A group of University of Maryland students in the Gemstone Honors Program is developing a prototype that has the potential to expand the scope of hybrid vehicle technology.
Team DRIVE, a research team made up of 12 juniors that formed in spring 2015, is working on developing a modified alternator prototype that would allow a vehicle’s driveshaft — a long metal shaft underneath the car that connects axles — to harness more electrical power for a car’s battery.
Currently, regenerative braking systems take kinetic energy produced by braking and convert it into electrical energy, which can be used to charge cars’ batteries. Implementing this technology into the driveshafts, rather than in cars’ brakes where they are currently, would improve the energy efficiency of driveshafts found in rear or all-wheel drive cars, said Zach Spawn, the team’s hardware sub-team leader and a junior chemical engineering major.
The modified technology would also make more cars into hybrids. A vehicle is considered a hybrid if it draws from more than one form of onboard energy to move. Hybrid cars use a combination of electricity and fossil fuels for power, so they cut down on fossil fuel usage and can be more environmentally friendly than non-hybrid vehicles.
“It’s very rare to see hybrid sports cars, hybrid trucks, hybrid Jeeps or really anything besides generic Prius or small front-wheel-drive sedans,” Spawn said. “By making rear wheel and all-wheel drive hybrids more feasible, you can expand the scope and create cars more desirable to American consumers.”
Alex Piqué, Team DRIVE’s team leader, said the idea to modify an alternator and use it to harness energy from the driveshaft of vehicles with rear or all-wheel drive originally came him in high school. While this sort of technology has been used before, it hasn’t been feasible to implement in rear-wheel drive or all-wheel drive cars, Spawn said.
“‘Why can’t we make that a hybrid?’ That’s what really drove me through Gemstone, to propose the project, and now it’s transformed into something much greater than I ever thought it could be,” said Piqué, a junior mechanical engineering major.
Improving energy efficiency with hybrids would help address a problem that some commuters have with hybrids — the “unattractive stigma, such as short range of battery, poor acceleration, and aesthetic appeal,” according to the team’s LaunchUMD page, which it has been using to fundraise.
The team decided to participate in Launch UMD, the university’s crowdfunding platform, to be able to afford developing a working prototype. It surpassed its $4,500 fundraising goal on March 8. Team DRIVE’s one-month campaign started on Feb. 17, and the team raised half of its $4,500 goal by March 1.
Each team member reached out to his or her friends, family and social media contacts in the fundraising effort, said Nikhil Hosamane, a Team DRIVE member and junior computer science major. And on the university’s Giving Day — just a week after the team crossed its halfway point — 25 donors gave to their Launch UMD page, and the team exceeded its $4,500 goal eight days before the project ended.
“We pretty much told all our friends and family to wait until March 8, so that way their donations would mean extra,” Hosamane said.

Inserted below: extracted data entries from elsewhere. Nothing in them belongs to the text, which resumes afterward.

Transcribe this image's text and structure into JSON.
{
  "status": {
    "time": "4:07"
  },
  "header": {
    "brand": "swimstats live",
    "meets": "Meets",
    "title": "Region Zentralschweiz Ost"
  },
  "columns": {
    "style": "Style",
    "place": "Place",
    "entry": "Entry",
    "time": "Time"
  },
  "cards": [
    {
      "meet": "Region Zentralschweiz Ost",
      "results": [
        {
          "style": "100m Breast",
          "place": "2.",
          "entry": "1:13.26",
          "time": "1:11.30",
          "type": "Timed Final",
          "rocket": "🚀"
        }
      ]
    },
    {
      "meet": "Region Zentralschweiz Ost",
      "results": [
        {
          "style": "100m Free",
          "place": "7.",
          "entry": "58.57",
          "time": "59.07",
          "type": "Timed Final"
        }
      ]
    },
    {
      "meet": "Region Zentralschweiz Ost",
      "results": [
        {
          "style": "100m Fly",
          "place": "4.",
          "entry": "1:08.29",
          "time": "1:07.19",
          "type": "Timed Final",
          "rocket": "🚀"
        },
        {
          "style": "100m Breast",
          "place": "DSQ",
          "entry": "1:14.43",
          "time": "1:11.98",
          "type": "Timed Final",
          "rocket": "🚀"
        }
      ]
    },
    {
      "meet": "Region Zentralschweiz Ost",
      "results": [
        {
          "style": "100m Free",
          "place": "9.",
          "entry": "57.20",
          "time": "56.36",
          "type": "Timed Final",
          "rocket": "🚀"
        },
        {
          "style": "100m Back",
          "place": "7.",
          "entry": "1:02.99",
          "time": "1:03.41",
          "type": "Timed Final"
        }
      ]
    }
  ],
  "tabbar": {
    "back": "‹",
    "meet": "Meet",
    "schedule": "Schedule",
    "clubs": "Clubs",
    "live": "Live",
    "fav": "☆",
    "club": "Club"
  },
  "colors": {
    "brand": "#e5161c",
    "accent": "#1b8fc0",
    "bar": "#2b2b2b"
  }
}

The fundraising initiative helps fund the necessary parts for a test rig, which is a device that could simulate real driving conditions without using a car and can show if their idea would generate enough energy to truly expand the scope of hybrid technology, Hosamane said.
Team DRIVE also received about $2,000 from this university’s sustainability fund in spring 2016, but it wasn’t enough to cover the costs associated with the project, Hosamane said. Each of the 12 Gemstone projects for juniors receives $600 a year from this university, Piqué said, adding that Team DRIVE was able to use the lab space of their mentor Bryan Quinn, a technical operations director within the engineering school. Using the space was the team’s “biggest resource,” he said.
However, the test rig requires some parts, such as sensors, that they weren’t able to borrow from this university, Piqué noted.
“We really had our eye on a very expensive sensor,” he said, “but no professor was willing to let us borrow one, so we had to buy our own, and it’s around a $5,000 sensor.”
The team is now able to afford the parts necessary for their test rig with the money from Launch UMD and the other funds the university has given the team, Spawn said.
Although Team DRIVE has already exceeded its initial goal, the group’s work isn’t done yet. Spawn said while the team isn’t creating a commercial product, they are focused on proving their idea can work. This requires the team to take many variables into account, such as the shape of the alternator used, which requires buying parts such as torque transducers — a device that measures rotational force — for the test rig as they continue to test their prototype. It also requires team members to collect more data and revise their idea.
As part of Gemstone, Team DRIVE will present its thesis in April 2018 to a team of three to five experts of its choosing, according to the Gemstone website.
“In high school it was more of just a very vague idea, but now we’re actually getting to the nitty-gritty,” Piqué said, “and getting very close to a tangible product.”